C’est ce que l’on pourra dés lors reprocher un peu à ce pavé : son accent très (trop) Eisnerien, qui pourrait déplaire à certains, lui préférant, on l’imagine, une approche plus…« neutre » ? Que l’on ne s’y trompe pas cependant, « Les clés de la bande dessinée », s’il peut paraître rébarbatif, au premier abord, pour un jeune amateur ou une jeune amatrice, féru de Manga, par exemple, qui préférerait avoir entre les mains un ouvrage moins épais expliquant comment dessiner un de ses personnages favoris, doit être pris comme l’ouvrage pédagogique de base qu’il est, et qu’il souhaitait être dès sa création : un outil universel, enseignant les bases du médium, en comptant sur la faculté du lecteur à lire, justement, quel que soit le profit que l’on souhaite en faire ensuite.

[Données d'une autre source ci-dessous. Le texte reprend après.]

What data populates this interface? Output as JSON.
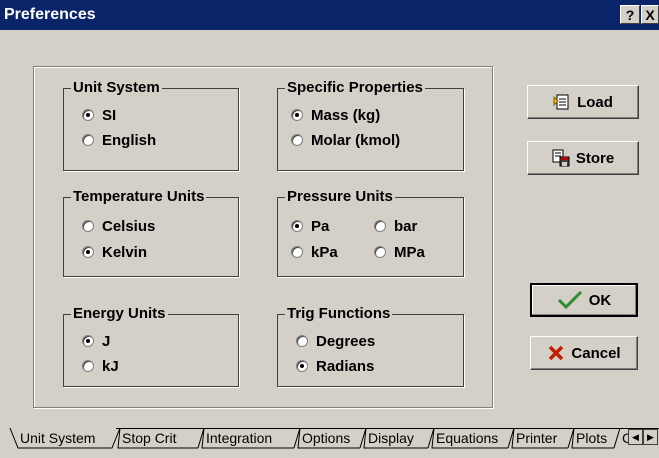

Les années quatre-vingt ont eu leur « Duc » (« L’Art de la BD », deux tomes chez Glénat en 1981 et 1983, par Bernard Duc), et les années deux-mille leur « Lainé », (cinq manuels proposés par Jean Marc Lainé chez Eyrolles entre 2007 et 2009), ainsi que diverses publications spécifiques sur la création de personnage mangas. Si ces derniers guides ont néanmoins permis de profiter d’une approche pédagogique quelque peu « francisée » ou très modernisée, dira t-on, par rapport à l’ouvrage de Will Eisner (1), ces « Clés » restent bien, quant à elles, une référence essentielle permettant de franchir les portes d’une création ouverte sur le monde. Elles peuvent aussi être considérées, grâce à ses nombreux crayonnés et divers extraits d’œuvres, comme une opportunité originale de découvrir l’univers de Will Eisner, un des plus grands créateur de la bande dessinée moderne. Quoi qu’il en soit : un maître étalon du neuvième art.
Franck GUIGUE
(1) La plupart, méritant le détour, sont d’ailleurs citées dans une bibliographie importante à la fin du recueil, en plus d’une biographie de l’auteur. Ce qui montre l’ouverture de l’ouvrage, et son sérieux.

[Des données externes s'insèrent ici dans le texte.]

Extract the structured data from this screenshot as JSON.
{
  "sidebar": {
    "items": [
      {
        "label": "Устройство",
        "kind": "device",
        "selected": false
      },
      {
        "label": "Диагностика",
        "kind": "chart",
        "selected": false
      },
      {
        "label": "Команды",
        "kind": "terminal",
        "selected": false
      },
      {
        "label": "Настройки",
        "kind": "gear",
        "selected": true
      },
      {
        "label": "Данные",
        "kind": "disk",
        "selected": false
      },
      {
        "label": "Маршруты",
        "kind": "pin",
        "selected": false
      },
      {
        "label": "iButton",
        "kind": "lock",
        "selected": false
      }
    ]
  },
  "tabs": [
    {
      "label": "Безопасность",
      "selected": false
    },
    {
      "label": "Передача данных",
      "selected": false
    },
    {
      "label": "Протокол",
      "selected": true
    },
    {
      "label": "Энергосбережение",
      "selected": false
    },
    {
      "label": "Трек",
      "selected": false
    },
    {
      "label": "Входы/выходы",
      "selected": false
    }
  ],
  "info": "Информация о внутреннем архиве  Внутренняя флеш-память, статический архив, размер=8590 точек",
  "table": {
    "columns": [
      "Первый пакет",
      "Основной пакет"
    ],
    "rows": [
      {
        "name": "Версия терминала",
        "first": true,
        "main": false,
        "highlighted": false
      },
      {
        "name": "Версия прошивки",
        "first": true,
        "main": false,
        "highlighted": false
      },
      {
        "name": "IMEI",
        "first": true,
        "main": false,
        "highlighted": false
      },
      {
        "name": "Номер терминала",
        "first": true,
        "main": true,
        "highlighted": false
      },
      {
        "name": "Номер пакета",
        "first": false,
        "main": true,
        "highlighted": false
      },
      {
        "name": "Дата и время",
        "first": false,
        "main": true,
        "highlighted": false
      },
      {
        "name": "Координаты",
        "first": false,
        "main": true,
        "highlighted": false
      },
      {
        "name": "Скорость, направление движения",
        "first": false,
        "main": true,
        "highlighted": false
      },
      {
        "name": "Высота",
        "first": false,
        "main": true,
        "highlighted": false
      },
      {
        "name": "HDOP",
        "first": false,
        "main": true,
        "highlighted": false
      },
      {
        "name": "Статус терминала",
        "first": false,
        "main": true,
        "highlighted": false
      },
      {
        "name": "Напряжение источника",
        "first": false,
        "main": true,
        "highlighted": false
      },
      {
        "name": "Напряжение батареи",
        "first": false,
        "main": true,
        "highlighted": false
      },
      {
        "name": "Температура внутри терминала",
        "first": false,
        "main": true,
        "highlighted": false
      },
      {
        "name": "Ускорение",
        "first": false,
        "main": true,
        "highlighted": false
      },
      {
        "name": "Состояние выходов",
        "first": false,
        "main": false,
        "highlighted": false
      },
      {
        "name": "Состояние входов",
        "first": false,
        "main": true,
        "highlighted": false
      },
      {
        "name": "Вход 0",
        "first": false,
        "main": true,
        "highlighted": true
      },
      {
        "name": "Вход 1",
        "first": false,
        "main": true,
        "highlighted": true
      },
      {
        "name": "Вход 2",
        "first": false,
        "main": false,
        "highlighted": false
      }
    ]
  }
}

A noter que les entretiens de Will Eisner avec ses amis auteurs, ayant été publiés pour l’essentiel dans la revue Will Eisner’s Quarterly par Kitchen Sink Press dans les années quatre-vingt, a fait l’objet d’un livre : « Shop Talk », qui n’a à ce jour malheureusement, pas fait l’objet d’un édition française, même si l’on a pu se régaler d’un volume consacré aux discussions avec Frank Miller, et qu’une traduction était envisagée par les éditions Toth.
Images : © & TM 2019 The Estate of Will Eisner. Tous droits réservés. © 2019 Éditions Delcourt pour la version française
« Les Clés de la Bande dessinée : intégrale » par Will Eisner
Éditions Delcourt (39,95 €) – ISBN : 9782413016786
J’espère que la traduction a été revue, parce que l’édition précédente était pénible à lire. Le texte était écrit dans un style particulièrement rebutant.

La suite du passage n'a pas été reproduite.